Still, it seems that if the future of the industry — and the key to boosting consumption — is not just selling generic grapes, but, rather, educating consumers as to the nuance of different varieties and their flavor profiles, retailers and producers need to find another path.
This problem ricochets through the produce department. If you look at fruit bowls and similar products created by fresh-cut processors, they literally are just marketed with names like “fruit bowl.” So what incentive would producers have to fill their fruit bowls with the most flavorful and more expensive proprietary grape varieties or the best berries, or apple slices, etc.?
The consumer wouldn’t even know!
It is as if the marketing is a relic of an age before product differentiation.
It is not that stores don’t know how to differentiate. In the same Wegmans, a short walk over to the cheese displays reveals many cheese assortments with beautiful little flags describing the name, the age, the origin of each beautiful cheese included in a flight. This creates an incentive to include the more expensive cheeses, and it conditions consumers to recognize which cheeses have superior taste.

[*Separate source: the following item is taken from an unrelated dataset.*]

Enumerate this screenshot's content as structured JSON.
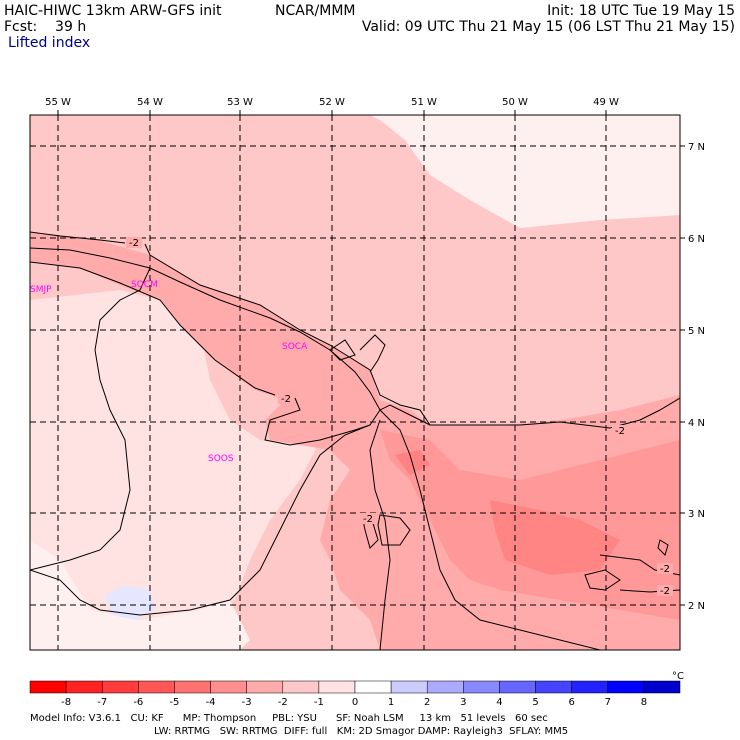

Now we have heard of UK retailers sometimes specifying that their fresh-cut processors use only a particular berry variety they prefer. But these are still private-label products sold under a generic fruit bowl identifier. It is possible, of course, that consumers might prefer one retailer’s bowl over another, but this approach does nothing to educate the consumer as to the reason for this preference.
Industry investment in superior flavored varieties is essential to boost consumption. If the industry is to be encouraged to invest in superior varieties, it will be necessary to allow producers to earn a return on such investments. So, just as retailers would not sell a cheese selection just identifying the product as “yellow cheese” and “white cheese,” we need to move past the sale of “fruit bowl” and “green grapes.”

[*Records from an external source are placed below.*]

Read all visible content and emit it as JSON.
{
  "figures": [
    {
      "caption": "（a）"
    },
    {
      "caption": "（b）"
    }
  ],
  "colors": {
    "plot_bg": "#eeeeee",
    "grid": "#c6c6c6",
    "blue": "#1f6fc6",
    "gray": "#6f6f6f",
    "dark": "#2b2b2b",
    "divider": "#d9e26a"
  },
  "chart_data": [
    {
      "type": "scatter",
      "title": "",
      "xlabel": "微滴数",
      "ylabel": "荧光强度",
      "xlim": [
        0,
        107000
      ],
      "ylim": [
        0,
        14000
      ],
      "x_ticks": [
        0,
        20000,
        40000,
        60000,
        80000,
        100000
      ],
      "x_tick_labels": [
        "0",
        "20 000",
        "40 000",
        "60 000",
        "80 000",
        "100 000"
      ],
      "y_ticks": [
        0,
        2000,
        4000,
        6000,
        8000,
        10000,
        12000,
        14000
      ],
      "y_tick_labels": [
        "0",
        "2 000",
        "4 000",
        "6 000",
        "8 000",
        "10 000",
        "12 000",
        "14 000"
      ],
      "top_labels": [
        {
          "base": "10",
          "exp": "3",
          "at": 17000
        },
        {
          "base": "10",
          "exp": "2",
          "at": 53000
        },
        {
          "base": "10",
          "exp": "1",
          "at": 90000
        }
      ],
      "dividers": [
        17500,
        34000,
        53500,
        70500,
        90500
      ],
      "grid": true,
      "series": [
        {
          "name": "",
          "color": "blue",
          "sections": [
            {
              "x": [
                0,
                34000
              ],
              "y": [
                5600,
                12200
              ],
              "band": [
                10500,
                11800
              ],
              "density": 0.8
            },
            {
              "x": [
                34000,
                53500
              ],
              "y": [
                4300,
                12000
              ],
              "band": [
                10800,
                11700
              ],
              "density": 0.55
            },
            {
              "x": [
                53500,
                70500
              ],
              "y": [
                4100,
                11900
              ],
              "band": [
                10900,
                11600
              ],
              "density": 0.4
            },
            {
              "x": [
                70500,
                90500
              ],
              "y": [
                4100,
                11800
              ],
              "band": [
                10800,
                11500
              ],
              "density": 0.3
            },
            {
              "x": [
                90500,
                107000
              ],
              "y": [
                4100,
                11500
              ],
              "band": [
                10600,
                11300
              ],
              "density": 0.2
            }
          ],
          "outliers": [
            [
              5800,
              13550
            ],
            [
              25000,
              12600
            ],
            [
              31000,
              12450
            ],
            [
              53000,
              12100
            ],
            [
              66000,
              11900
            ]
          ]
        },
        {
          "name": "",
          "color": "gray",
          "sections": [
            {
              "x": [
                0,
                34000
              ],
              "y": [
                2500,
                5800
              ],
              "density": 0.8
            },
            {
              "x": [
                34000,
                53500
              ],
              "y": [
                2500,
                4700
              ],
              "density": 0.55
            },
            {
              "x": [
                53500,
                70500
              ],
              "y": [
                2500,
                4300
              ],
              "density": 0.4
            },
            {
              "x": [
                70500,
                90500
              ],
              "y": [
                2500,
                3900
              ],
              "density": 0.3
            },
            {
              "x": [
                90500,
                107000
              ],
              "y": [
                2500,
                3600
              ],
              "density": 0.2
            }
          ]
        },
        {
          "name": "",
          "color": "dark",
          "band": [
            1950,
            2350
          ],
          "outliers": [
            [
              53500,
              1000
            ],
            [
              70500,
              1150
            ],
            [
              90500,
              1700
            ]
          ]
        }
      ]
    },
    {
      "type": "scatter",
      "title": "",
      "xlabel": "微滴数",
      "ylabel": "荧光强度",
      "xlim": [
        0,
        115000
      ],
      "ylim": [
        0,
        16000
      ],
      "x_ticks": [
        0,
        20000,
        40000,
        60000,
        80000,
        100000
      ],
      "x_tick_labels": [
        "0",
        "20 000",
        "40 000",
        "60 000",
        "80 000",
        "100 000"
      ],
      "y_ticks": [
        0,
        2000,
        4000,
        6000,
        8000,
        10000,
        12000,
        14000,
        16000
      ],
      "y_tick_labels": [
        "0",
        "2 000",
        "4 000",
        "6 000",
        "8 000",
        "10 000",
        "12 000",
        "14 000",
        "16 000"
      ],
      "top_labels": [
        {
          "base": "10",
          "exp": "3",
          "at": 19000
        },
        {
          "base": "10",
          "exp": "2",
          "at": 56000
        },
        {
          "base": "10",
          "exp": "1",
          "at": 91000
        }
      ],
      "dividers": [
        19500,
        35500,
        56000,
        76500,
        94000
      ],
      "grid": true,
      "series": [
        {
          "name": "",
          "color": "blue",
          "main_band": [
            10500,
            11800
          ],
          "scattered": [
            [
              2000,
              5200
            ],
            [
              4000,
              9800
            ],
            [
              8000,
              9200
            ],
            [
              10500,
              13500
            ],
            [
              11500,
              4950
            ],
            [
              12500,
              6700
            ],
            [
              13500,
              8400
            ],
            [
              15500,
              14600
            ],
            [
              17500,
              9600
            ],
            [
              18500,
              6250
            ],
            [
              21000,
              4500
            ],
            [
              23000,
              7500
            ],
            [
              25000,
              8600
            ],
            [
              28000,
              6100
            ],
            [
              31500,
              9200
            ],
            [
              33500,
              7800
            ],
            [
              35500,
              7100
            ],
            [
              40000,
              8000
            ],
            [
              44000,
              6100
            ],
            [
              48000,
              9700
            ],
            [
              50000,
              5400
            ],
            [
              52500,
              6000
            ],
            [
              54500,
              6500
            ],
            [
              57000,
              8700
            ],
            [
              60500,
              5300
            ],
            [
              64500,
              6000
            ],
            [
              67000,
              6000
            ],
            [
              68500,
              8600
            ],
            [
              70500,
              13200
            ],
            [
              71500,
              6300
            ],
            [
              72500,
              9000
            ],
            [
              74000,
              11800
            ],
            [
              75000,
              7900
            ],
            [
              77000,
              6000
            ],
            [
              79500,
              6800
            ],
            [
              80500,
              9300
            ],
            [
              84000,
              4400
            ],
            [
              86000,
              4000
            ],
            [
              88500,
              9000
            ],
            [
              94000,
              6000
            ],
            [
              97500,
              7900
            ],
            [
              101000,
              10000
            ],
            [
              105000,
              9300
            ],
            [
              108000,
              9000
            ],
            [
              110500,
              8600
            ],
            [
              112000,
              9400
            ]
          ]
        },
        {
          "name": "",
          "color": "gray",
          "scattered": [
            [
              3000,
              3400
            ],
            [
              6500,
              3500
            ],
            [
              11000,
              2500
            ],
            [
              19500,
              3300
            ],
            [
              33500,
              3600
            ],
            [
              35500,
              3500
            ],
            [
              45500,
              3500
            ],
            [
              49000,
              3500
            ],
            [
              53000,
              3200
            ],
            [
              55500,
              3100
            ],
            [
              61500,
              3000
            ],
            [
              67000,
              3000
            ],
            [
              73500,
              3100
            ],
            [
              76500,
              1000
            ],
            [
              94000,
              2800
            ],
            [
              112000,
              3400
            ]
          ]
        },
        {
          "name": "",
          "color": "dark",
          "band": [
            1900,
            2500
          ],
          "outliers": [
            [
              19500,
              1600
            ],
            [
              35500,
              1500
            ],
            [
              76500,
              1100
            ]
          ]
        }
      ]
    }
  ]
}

Some producers have packaged and branded product as well as marketing heft, so Driscoll’s, for example, is able to ride a flavor trend. In fact, the same Wegmans selling generic grapes also featured Driscoll’s Rosé Raspberries.
We are all in favor of industry marketing efforts, but we suspect the future of the industry is more likely to be built by working out a way so that children and adults both get exposed to the best fruits and vegetables, not the cheapest.